Last week, Ani Kokobobo, who teaches at the University of Kansas, took to our pages to sound the alarm about threats to the tenure system there. I talked with Kokobobo about public education, the response to her essay, and decline and deterioration. 

This piece struck a nerve. What have you been hearing? 

I’ve heard from a lot of people, from friends and colleagues all over, saying: We’re watching this. If we lose tenure here, that’s a chink in the armor of the entire system — excuse the mixed metaphor.

We haven’t yet heard from our administration. We did hear, from our faculty senate, that there could be some positive resolution.

I’m sympathetic to our administrators, in that I know they face a really difficult situation. We’re increasingly being defunded.

Especially in red states, the pandemic could provide the impetus for ratcheting up a defunding agenda that was already underway.
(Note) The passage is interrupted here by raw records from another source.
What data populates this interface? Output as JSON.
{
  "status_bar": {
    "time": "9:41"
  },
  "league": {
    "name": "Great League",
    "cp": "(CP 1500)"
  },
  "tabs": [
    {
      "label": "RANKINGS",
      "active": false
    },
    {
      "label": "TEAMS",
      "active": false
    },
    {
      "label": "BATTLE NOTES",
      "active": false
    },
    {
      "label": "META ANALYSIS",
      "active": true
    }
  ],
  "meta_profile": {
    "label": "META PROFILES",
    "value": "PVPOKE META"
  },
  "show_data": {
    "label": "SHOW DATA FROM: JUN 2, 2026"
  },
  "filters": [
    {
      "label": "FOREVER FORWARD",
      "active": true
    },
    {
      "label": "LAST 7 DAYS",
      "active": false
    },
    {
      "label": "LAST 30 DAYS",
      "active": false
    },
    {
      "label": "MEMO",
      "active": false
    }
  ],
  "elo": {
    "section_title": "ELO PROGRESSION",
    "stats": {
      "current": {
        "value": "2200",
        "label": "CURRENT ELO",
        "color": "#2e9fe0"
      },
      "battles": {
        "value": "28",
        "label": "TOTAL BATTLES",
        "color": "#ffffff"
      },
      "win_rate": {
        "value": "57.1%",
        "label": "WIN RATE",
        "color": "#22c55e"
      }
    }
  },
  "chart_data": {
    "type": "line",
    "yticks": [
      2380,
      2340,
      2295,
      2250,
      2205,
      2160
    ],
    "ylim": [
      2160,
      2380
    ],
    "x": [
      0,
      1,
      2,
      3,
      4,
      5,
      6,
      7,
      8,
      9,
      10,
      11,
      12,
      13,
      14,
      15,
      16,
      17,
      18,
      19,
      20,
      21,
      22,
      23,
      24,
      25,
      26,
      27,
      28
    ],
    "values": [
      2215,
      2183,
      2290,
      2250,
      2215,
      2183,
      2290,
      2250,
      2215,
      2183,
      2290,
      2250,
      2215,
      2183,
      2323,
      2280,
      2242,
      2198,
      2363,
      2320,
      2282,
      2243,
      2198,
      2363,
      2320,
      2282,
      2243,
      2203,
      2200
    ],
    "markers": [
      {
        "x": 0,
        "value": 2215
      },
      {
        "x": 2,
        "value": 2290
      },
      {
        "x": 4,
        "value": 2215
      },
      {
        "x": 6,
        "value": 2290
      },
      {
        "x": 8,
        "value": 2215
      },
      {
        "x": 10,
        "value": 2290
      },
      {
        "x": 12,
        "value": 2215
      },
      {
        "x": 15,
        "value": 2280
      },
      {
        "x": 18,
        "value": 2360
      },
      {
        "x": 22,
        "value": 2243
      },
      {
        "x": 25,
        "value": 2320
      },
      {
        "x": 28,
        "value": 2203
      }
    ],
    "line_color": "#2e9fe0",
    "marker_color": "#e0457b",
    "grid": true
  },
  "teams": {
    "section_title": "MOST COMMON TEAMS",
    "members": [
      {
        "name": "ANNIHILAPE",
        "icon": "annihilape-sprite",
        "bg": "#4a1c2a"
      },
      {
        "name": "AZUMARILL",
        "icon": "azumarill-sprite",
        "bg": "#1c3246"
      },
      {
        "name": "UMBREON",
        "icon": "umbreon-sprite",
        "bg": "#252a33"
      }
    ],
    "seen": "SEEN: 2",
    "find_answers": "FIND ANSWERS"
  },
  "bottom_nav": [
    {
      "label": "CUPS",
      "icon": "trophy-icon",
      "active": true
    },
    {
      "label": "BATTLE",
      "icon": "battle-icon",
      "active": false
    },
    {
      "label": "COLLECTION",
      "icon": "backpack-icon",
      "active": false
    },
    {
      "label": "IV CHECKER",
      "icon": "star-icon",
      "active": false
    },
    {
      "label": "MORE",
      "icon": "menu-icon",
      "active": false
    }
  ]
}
Is this the beginning of the end of the public university? 

The thing that gives me hope is, as department chair, how hard I see people work. We’re all working really hard at teaching. We’re a research university, and students deserve that kind of education. The only chance we have to weather this is to articulate the value of what we do to our students and to our communities.

This is not a political question. You want your children to get the best education that they can get. Our states have to pay for it, and we have to find a way to articulate that. We’re not the ivory tower. This is the last opportunity some of these young people have to grow and develop before they enter the work force — their last opportunity to get the critical skills they need to be citizens in the future.

I came to this country in the ’90s, and I ended up going to Dartmouth, which was the only place where I felt like I have a home — a place that I fit. And from there I could move on with my life and my career. That opportunity needs to be there for students of public education, too.

One of your areas of interest is the fin de siècle. The fin de siècle’s self-conception is one of decline and deterioration, but also of possibility and new hope. 

I do think about the fin de siècle. I think about nontraditional ways of living and being. It’s a time for opportunity, a time for innovation, even for academics.